Mollette went on to say, "At the time, what I was posting was not marked as confidential, and at that time, he was saying that I should be investigated and potentially removed from office, which since that time it is obvious that none of those accusations were true."
The move by Kalb to relieve Horner comes on the same day Scott, through his attorney James Banks, filed another lawsuit against Horner - his second in five days - in Scioto County Common Pleas Court.
The first suit was filed against Horner individually and in his capacity as Portsmouth police chief.
Friday's suit is in response to statements made by Horner in his response to the first lawsuit.
"It basically charges him (Horner) with everything that he stated in the paper yesterday (Thursday); That he is trying to trample all over constitutional rights for freedom of speech," Scott said. "I'm not a lawyer. I don't know all the legal terms. The bottom line is that Horner has connected me with everything in the area except Osama bin Laden being at my house for dinner. So, he's going to have to verify everything that he said to your newspaper yesterday."
The suit contains two claims. The first being, "Since in or about 2004 and to the present time, defendant Horner has made statements to members of the Portsmouth Daily Times and/or the Scioto County community and others to the effect that and/or insinuating that plaintiff is involved in illegal activity and/or that his political activity is contrary to law and/or that he is a terrorist and/or that he is involved in a terrorist gang with 'anti-religion, anti-government, anti-American, and/or anti nuclear interests, which may be affiliated with the uranium enrichment plant,'" he said.
Scott said according to the statements made in the Times article by Horner, "that I shouldn't have the right to voice my opinion, that I shouldn't have the right to be political, that I'm associated with all these criminals and drug dealers, and all this kind of stuff."

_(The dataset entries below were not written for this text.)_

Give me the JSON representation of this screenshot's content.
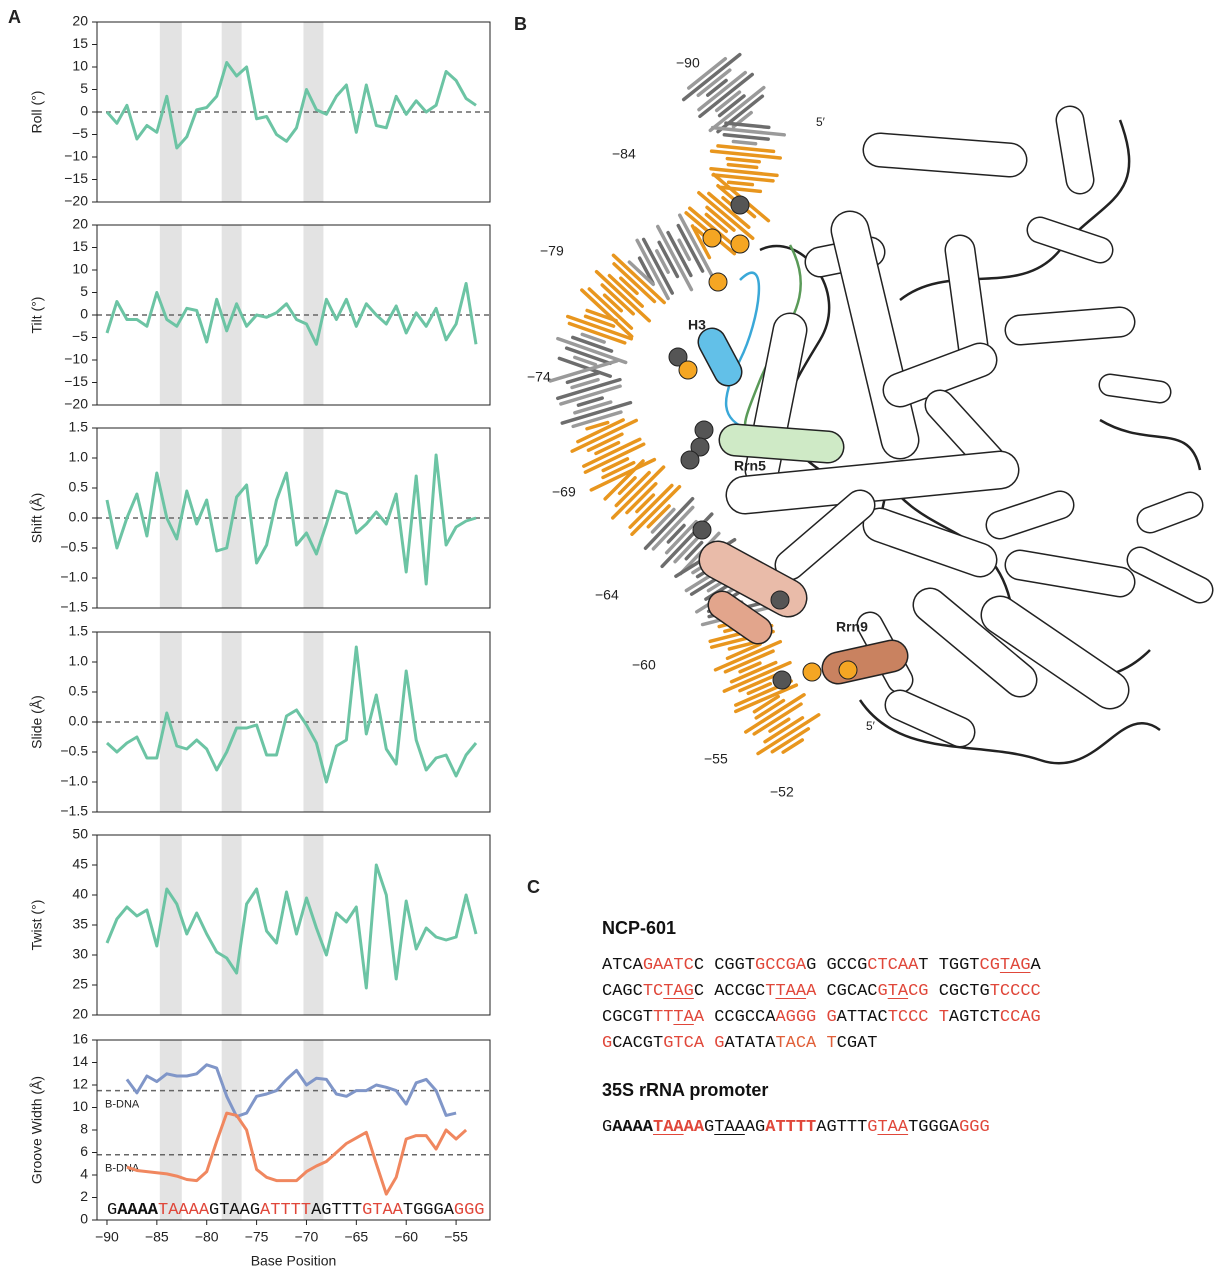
{
  "panel_labels": [
    "A",
    "B",
    "C"
  ],
  "chart_data": [
    {
      "type": "line",
      "ylabel": "Roll (°)",
      "xlim": [
        -91,
        -51.6
      ],
      "ylim": [
        -20,
        20
      ],
      "yticks": [
        {
          "value": -20,
          "label": "−20"
        },
        {
          "value": -15,
          "label": "−15"
        },
        {
          "value": -10,
          "label": "−10"
        },
        {
          "value": -5,
          "label": "−5"
        },
        0,
        5,
        10,
        15,
        20
      ],
      "bands": [
        [
          -84.7,
          -82.5
        ],
        [
          -78.5,
          -76.5
        ],
        [
          -70.3,
          -68.3
        ]
      ],
      "reference_lines": [
        {
          "value": 0,
          "color": "#666666"
        }
      ],
      "x": [
        -90,
        -89,
        -88,
        -87,
        -86,
        -85,
        -84,
        -83,
        -82,
        -81,
        -80,
        -79,
        -78,
        -77,
        -76,
        -75,
        -74,
        -73,
        -72,
        -71,
        -70,
        -69,
        -68,
        -67,
        -66,
        -65,
        -64,
        -63,
        -62,
        -61,
        -60,
        -59,
        -58,
        -57,
        -56,
        -55,
        -54,
        -53
      ],
      "series": [
        {
          "color": "#6cc4a4",
          "values": [
            0,
            -2.5,
            1.5,
            -6,
            -3,
            -4.5,
            3.5,
            -8,
            -5.5,
            0.5,
            1,
            3.5,
            11,
            8,
            10,
            -1.5,
            -1,
            -5,
            -6.5,
            -3.5,
            5,
            0.5,
            -0.5,
            3.5,
            6,
            -4.5,
            6,
            -3,
            -3.5,
            3.5,
            -0.5,
            2.5,
            0,
            1.5,
            9,
            7,
            3,
            1.5
          ]
        }
      ]
    },
    {
      "type": "line",
      "ylabel": "Tilt (°)",
      "xlim": [
        -91,
        -51.6
      ],
      "ylim": [
        -20,
        20
      ],
      "yticks": [
        {
          "value": -20,
          "label": "−20"
        },
        {
          "value": -15,
          "label": "−15"
        },
        {
          "value": -10,
          "label": "−10"
        },
        {
          "value": -5,
          "label": "−5"
        },
        0,
        5,
        10,
        15,
        20
      ],
      "bands": [
        [
          -84.7,
          -82.5
        ],
        [
          -78.5,
          -76.5
        ],
        [
          -70.3,
          -68.3
        ]
      ],
      "reference_lines": [
        {
          "value": 0,
          "color": "#666666"
        }
      ],
      "x": [
        -90,
        -89,
        -88,
        -87,
        -86,
        -85,
        -84,
        -83,
        -82,
        -81,
        -80,
        -79,
        -78,
        -77,
        -76,
        -75,
        -74,
        -73,
        -72,
        -71,
        -70,
        -69,
        -68,
        -67,
        -66,
        -65,
        -64,
        -63,
        -62,
        -61,
        -60,
        -59,
        -58,
        -57,
        -56,
        -55,
        -54,
        -53
      ],
      "series": [
        {
          "color": "#6cc4a4",
          "values": [
            -4,
            3,
            -1,
            -1,
            -2.5,
            5,
            -1,
            -2.5,
            1.5,
            1,
            -6,
            3.5,
            -3.5,
            2.5,
            -2.5,
            0,
            -0.5,
            0.5,
            2.5,
            -1,
            -2,
            -6.5,
            3.5,
            -1,
            3.5,
            -2.5,
            2.5,
            0,
            -2,
            2,
            -4,
            0.5,
            -2.5,
            1.5,
            -5.5,
            -2,
            7,
            -6.5
          ]
        }
      ]
    },
    {
      "type": "line",
      "ylabel": "Shift (Å)",
      "xlim": [
        -91,
        -51.6
      ],
      "ylim": [
        -1.5,
        1.5
      ],
      "yticks": [
        {
          "value": -1.5,
          "label": "−1.5"
        },
        {
          "value": -1,
          "label": "−1.0"
        },
        {
          "value": -0.5,
          "label": "−0.5"
        },
        {
          "value": 0,
          "label": "0.0"
        },
        0.5,
        {
          "value": 1,
          "label": "1.0"
        },
        1.5
      ],
      "bands": [
        [
          -84.7,
          -82.5
        ],
        [
          -78.5,
          -76.5
        ],
        [
          -70.3,
          -68.3
        ]
      ],
      "reference_lines": [
        {
          "value": 0,
          "color": "#666666"
        }
      ],
      "x": [
        -90,
        -89,
        -88,
        -87,
        -86,
        -85,
        -84,
        -83,
        -82,
        -81,
        -80,
        -79,
        -78,
        -77,
        -76,
        -75,
        -74,
        -73,
        -72,
        -71,
        -70,
        -69,
        -68,
        -67,
        -66,
        -65,
        -64,
        -63,
        -62,
        -61,
        -60,
        -59,
        -58,
        -57,
        -56,
        -55,
        -54,
        -53
      ],
      "series": [
        {
          "color": "#6cc4a4",
          "values": [
            0.3,
            -0.5,
            0,
            0.4,
            -0.3,
            0.75,
            0,
            -0.35,
            0.45,
            -0.1,
            0.3,
            -0.55,
            -0.5,
            0.35,
            0.55,
            -0.75,
            -0.45,
            0.3,
            0.75,
            -0.45,
            -0.25,
            -0.6,
            -0.1,
            0.45,
            0.4,
            -0.25,
            -0.1,
            0.1,
            -0.1,
            0.4,
            -0.9,
            0.7,
            -1.1,
            1.05,
            -0.45,
            -0.15,
            -0.05,
            0
          ]
        }
      ]
    },
    {
      "type": "line",
      "ylabel": "Slide (Å)",
      "xlim": [
        -91,
        -51.6
      ],
      "ylim": [
        -1.5,
        1.5
      ],
      "yticks": [
        {
          "value": -1.5,
          "label": "−1.5"
        },
        {
          "value": -1,
          "label": "−1.0"
        },
        {
          "value": -0.5,
          "label": "−0.5"
        },
        {
          "value": 0,
          "label": "0.0"
        },
        0.5,
        {
          "value": 1,
          "label": "1.0"
        },
        1.5
      ],
      "bands": [
        [
          -84.7,
          -82.5
        ],
        [
          -78.5,
          -76.5
        ],
        [
          -70.3,
          -68.3
        ]
      ],
      "reference_lines": [
        {
          "value": 0,
          "color": "#666666"
        }
      ],
      "x": [
        -90,
        -89,
        -88,
        -87,
        -86,
        -85,
        -84,
        -83,
        -82,
        -81,
        -80,
        -79,
        -78,
        -77,
        -76,
        -75,
        -74,
        -73,
        -72,
        -71,
        -70,
        -69,
        -68,
        -67,
        -66,
        -65,
        -64,
        -63,
        -62,
        -61,
        -60,
        -59,
        -58,
        -57,
        -56,
        -55,
        -54,
        -53
      ],
      "series": [
        {
          "color": "#6cc4a4",
          "values": [
            -0.35,
            -0.5,
            -0.35,
            -0.25,
            -0.6,
            -0.6,
            0.15,
            -0.4,
            -0.45,
            -0.3,
            -0.45,
            -0.8,
            -0.5,
            -0.1,
            -0.1,
            -0.05,
            -0.55,
            -0.55,
            0.1,
            0.2,
            -0.05,
            -0.35,
            -1.0,
            -0.4,
            -0.3,
            1.25,
            -0.2,
            0.45,
            -0.45,
            -0.7,
            0.85,
            -0.3,
            -0.8,
            -0.6,
            -0.55,
            -0.9,
            -0.55,
            -0.35
          ]
        }
      ]
    },
    {
      "type": "line",
      "ylabel": "Twist (°)",
      "xlim": [
        -91,
        -51.6
      ],
      "ylim": [
        20,
        50
      ],
      "yticks": [
        20,
        25,
        30,
        35,
        40,
        45,
        50
      ],
      "bands": [
        [
          -84.7,
          -82.5
        ],
        [
          -78.5,
          -76.5
        ],
        [
          -70.3,
          -68.3
        ]
      ],
      "x": [
        -90,
        -89,
        -88,
        -87,
        -86,
        -85,
        -84,
        -83,
        -82,
        -81,
        -80,
        -79,
        -78,
        -77,
        -76,
        -75,
        -74,
        -73,
        -72,
        -71,
        -70,
        -69,
        -68,
        -67,
        -66,
        -65,
        -64,
        -63,
        -62,
        -61,
        -60,
        -59,
        -58,
        -57,
        -56,
        -55,
        -54,
        -53
      ],
      "series": [
        {
          "color": "#6cc4a4",
          "values": [
            32,
            36,
            38,
            36.5,
            37.5,
            31.5,
            41,
            38.5,
            33.5,
            37,
            33.5,
            30.5,
            29.5,
            27,
            38.5,
            41,
            34,
            32,
            40.5,
            33.5,
            39.5,
            34.5,
            30,
            37,
            35.5,
            38,
            24.5,
            45,
            40,
            26,
            39,
            31,
            34.5,
            33,
            32.5,
            33,
            40,
            33.5
          ]
        }
      ]
    },
    {
      "type": "line",
      "ylabel": "Groove Width (Å)",
      "xlabel": "Base Position",
      "xlim": [
        -91,
        -51.6
      ],
      "ylim": [
        0,
        16
      ],
      "yticks": [
        0,
        2,
        4,
        6,
        8,
        10,
        12,
        14,
        16
      ],
      "xticks": [
        {
          "value": -90,
          "label": "−90"
        },
        {
          "value": -85,
          "label": "−85"
        },
        {
          "value": -80,
          "label": "−80"
        },
        {
          "value": -75,
          "label": "−75"
        },
        {
          "value": -70,
          "label": "−70"
        },
        {
          "value": -65,
          "label": "−65"
        },
        {
          "value": -60,
          "label": "−60"
        },
        {
          "value": -55,
          "label": "−55"
        }
      ],
      "bands": [
        [
          -84.7,
          -82.5
        ],
        [
          -78.5,
          -76.5
        ],
        [
          -70.3,
          -68.3
        ]
      ],
      "reference_lines": [
        {
          "value": 11.5,
          "label": "B-DNA",
          "color": "#666666"
        },
        {
          "value": 5.8,
          "label": "B-DNA",
          "color": "#666666"
        }
      ],
      "x": [
        -88,
        -87,
        -86,
        -85,
        -84,
        -83,
        -82,
        -81,
        -80,
        -79,
        -78,
        -77,
        -76,
        -75,
        -74,
        -73,
        -72,
        -71,
        -70,
        -69,
        -68,
        -67,
        -66,
        -65,
        -64,
        -63,
        -62,
        -61,
        -60,
        -59,
        -58,
        -57,
        -56,
        -55,
        -54
      ],
      "series": [
        {
          "color": "#8096c8",
          "values": [
            12.5,
            11.3,
            12.8,
            12.3,
            13,
            12.8,
            12.8,
            13,
            13.8,
            13.5,
            11,
            9.2,
            9.5,
            11,
            11.2,
            11.5,
            12.5,
            13.3,
            12,
            12.6,
            12.5,
            11.2,
            11,
            11.5,
            11.5,
            12,
            11.8,
            11.5,
            10.3,
            12.2,
            12.5,
            11.5,
            9.3,
            9.5,
            null
          ]
        },
        {
          "color": "#f0875f",
          "values": [
            4.7,
            4.4,
            4.3,
            4.2,
            4.1,
            3.9,
            3.6,
            3.5,
            4.3,
            7,
            9.5,
            9.3,
            8,
            4.5,
            3.8,
            3.5,
            3.5,
            3.5,
            4.3,
            4.8,
            5.2,
            6,
            6.8,
            7.3,
            7.8,
            5,
            2.3,
            3.8,
            7.2,
            7.5,
            7.5,
            6.3,
            8,
            7.2,
            8
          ]
        }
      ],
      "sequence_annotation": [
        {
          "text": "G"
        },
        {
          "text": "AAAA",
          "bold": true
        },
        {
          "text": "TAAAA",
          "color": "#e0473a"
        },
        {
          "text": "GTAAG"
        },
        {
          "text": "ATTTT",
          "color": "#e0473a"
        },
        {
          "text": "AGTTT"
        },
        {
          "text": "GTAA",
          "color": "#e0473a"
        },
        {
          "text": "TGGGA"
        },
        {
          "text": "GGG",
          "color": "#e0473a"
        }
      ]
    }
  ],
  "structure": {
    "labels": [
      "−90",
      "−84",
      "−79",
      "−74",
      "−69",
      "−64",
      "−60",
      "−55",
      "−52",
      "5′",
      "5′"
    ],
    "proteins": [
      {
        "name": "H3",
        "color": "#3aa8d8"
      },
      {
        "name": "Rrn5",
        "color": "#8cc47e"
      },
      {
        "name": "Rrn9",
        "color": "#c07850"
      }
    ]
  },
  "sequences": [
    {
      "title": "NCP-601",
      "lines": [
        [
          {
            "text": "ATCA"
          },
          {
            "text": "GAATC",
            "color": "#e0473a"
          },
          {
            "text": "C CGGT"
          },
          {
            "text": "GCCGA",
            "color": "#e0473a"
          },
          {
            "text": "G GCCG"
          },
          {
            "text": "CTCAA",
            "color": "#e0473a"
          },
          {
            "text": "T TGGT"
          },
          {
            "text": "CG",
            "color": "#e0473a"
          },
          {
            "text": "TAG",
            "color": "#e0473a",
            "underline": true
          },
          {
            "text": "A"
          }
        ],
        [
          {
            "text": "CAGC"
          },
          {
            "text": "TC",
            "color": "#e0473a"
          },
          {
            "text": "TAG",
            "color": "#e0473a",
            "underline": true
          },
          {
            "text": "C ACCGC"
          },
          {
            "text": "T",
            "color": "#e0473a"
          },
          {
            "text": "TAA",
            "color": "#e0473a",
            "underline": true
          },
          {
            "text": "A",
            "color": "#e0473a"
          },
          {
            "text": " CGCAC"
          },
          {
            "text": "G",
            "color": "#e0473a"
          },
          {
            "text": "TA",
            "color": "#e0473a",
            "underline": true
          },
          {
            "text": "CG",
            "color": "#e0473a"
          },
          {
            "text": " CGCTG"
          },
          {
            "text": "TCCCC",
            "color": "#e0473a"
          }
        ],
        [
          {
            "text": "CGCGT"
          },
          {
            "text": "TT",
            "color": "#e0473a"
          },
          {
            "text": "TA",
            "color": "#e0473a",
            "underline": true
          },
          {
            "text": "A",
            "color": "#e0473a"
          },
          {
            "text": " CCGCCA"
          },
          {
            "text": "AGGG G",
            "color": "#e0473a"
          },
          {
            "text": "ATTAC"
          },
          {
            "text": "TCCC T",
            "color": "#e0473a"
          },
          {
            "text": "AGTCT"
          },
          {
            "text": "CCAG",
            "color": "#e0473a"
          }
        ],
        [
          {
            "text": "G",
            "color": "#e0473a"
          },
          {
            "text": "CACGT"
          },
          {
            "text": "GTCA G",
            "color": "#e0473a"
          },
          {
            "text": "ATATA"
          },
          {
            "text": "TACA T",
            "color": "#e0603a"
          },
          {
            "text": "CGAT"
          }
        ]
      ]
    },
    {
      "title": "35S rRNA promoter",
      "lines": [
        [
          {
            "text": "G"
          },
          {
            "text": "AAAA",
            "bold": true
          },
          {
            "text": "TAA",
            "color": "#e0473a",
            "bold": true,
            "underline": true
          },
          {
            "text": "AA",
            "color": "#e0473a",
            "bold": true
          },
          {
            "text": "G"
          },
          {
            "text": "TAA",
            "underline": true
          },
          {
            "text": "AG"
          },
          {
            "text": "ATTTT",
            "color": "#e0473a",
            "bold": true
          },
          {
            "text": "AGTTT"
          },
          {
            "text": "G",
            "color": "#e0473a"
          },
          {
            "text": "TAA",
            "color": "#e0473a",
            "underline": true
          },
          {
            "text": "TGGGA"
          },
          {
            "text": "GGG",
            "color": "#e0473a"
          }
        ]
      ]
    }
  ]
}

The first claim goes on to accuse Horner of making false and malicious statements which the suit says "reflect poorly upon the character and reputation of plaintiff and put the same in disrepute, all with the knowledge that the same are false."
The second claim is charges made by Horner concerning Scott, "constitutes defamation of the character of plaintiff."
The suit asks for compensatory and special damages in excess of $25,000, punitive damages in excess of $25,000, and reasonable attorney fees and costs and expenses.
Capt. David Thoroughman has been appointed interim police chief pending the outcome of the investigation.